For a better schema

Any type would be better than type Any

If you have worked with data in Julia before, you might have ended up with a column of element type Any more than once. This usually happens when your column has a mix of different types that can't be promoted or converted to one and other.

Now, the main problem is that element type Any doesn't gives us any relevant information about what is being stored in our column.

julia> [1, 2.0]
2-element Vector{Float64}:
 1.0
 2.0

julia> ["1", 2.0]
2-element Vector{Any}:
  "1"
 2.0

To solve this problem we have the reinfer_schema, reinfer_schema! and reinfer_schema_ROT functions that will try to make the column of type Union with, by default, up to 3 types stored in Union while also internally using Base.promote_typejoin on numeric types to reduce the final amount of numeric types.
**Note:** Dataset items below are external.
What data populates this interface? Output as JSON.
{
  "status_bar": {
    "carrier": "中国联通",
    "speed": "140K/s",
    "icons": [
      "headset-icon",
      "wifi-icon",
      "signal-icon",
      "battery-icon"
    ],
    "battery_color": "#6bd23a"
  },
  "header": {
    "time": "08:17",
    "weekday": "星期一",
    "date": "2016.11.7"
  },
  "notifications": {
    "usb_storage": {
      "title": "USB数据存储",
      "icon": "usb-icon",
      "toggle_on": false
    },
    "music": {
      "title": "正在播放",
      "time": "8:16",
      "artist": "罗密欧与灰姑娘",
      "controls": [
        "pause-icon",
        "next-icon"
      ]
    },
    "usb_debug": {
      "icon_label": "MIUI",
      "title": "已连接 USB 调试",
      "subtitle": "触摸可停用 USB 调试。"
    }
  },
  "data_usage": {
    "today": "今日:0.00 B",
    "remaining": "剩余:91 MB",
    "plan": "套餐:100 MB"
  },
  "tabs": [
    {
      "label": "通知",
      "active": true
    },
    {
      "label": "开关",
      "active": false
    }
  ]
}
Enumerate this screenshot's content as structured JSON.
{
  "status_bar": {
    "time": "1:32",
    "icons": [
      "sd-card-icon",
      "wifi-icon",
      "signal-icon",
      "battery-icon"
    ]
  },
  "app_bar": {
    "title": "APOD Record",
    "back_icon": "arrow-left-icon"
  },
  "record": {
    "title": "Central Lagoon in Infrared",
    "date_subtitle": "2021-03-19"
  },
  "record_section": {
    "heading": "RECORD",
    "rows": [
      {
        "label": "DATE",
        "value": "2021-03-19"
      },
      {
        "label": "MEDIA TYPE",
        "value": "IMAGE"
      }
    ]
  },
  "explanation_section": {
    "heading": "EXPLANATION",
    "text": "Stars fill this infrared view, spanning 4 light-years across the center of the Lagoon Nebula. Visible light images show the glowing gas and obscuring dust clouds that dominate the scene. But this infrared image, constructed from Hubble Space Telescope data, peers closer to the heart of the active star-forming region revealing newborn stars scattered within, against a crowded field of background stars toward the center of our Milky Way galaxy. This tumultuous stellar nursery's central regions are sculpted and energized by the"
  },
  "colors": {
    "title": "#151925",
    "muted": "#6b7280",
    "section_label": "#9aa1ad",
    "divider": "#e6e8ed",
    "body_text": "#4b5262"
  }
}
The optional keyword argument max_types can be used to change the maximum amount of types in Union as, if there would be more than max_types on the final Union, this functions just will give up and let the column stay with element type Any.

julia> ct = CleanTable([:A, :B, :C], [[1, 2, 3, 4], [5, missing, "z", 2.0], ["6", "7", "8", "9"]])
┌─────┬─────────┬─────┐
│   A │       B │   C │
│ Any │     Any │ Any │
├─────┼─────────┼─────┤
│   1 │       5 │   6 │
│   2 │ missing │   7 │
│   3 │       z │   8 │
│   4 │     2.0 │   9 │
└─────┴─────────┴─────┘


julia> reinfer_schema(ct)
┌───────┬──────────────────┬────────┐
│     A │                B │      C │
│ Int64 │ U{Real, String}? │ String │
├───────┼──────────────────┼────────┤
│     1 │                5 │      6 │
│     2 │          missing │      7 │
│     3 │                z │      8 │
│     4 │              2.0 │      9 │
└───────┴──────────────────┴────────┘


julia> reinfer_schema(ct; max_types=2)
┌───────┬─────────┬────────┐
│     A │       B │      C │
│ Int64 │     Any │ String │
├───────┼─────────┼────────┤
│     1 │       5 │      6 │
│     2 │ missing │      7 │
│     3 │       z │      8 │
│     4 │     2.0 │      9 │
└───────┴─────────┴────────┘

Index preferred

For the cases when you might want to add a row index to your table, we have the add_index, add_index! and add_index_ROT functions that will add a row index as the first column of your table.

julia> ct = CleanTable([:A, :B], [[:a, :b, :c], ["x", "y", "z"]])
┌────────┬────────┐
│      A │      B │
│ Symbol │ String │
├────────┼────────┤
│      a │      x │
│      b │      y │
│      c │      z │
└────────┴────────┘


julia> add_index(ct)
┌───────────┬────────┬────────┐
│ row_index │      A │      B │
│     Int64 │ Symbol │ String │
├───────────┼────────┼────────┤
│         1 │      a │      x │
│         2 │      b │      y │
│         3 │      c │      z │
└───────────┴────────┴────────┘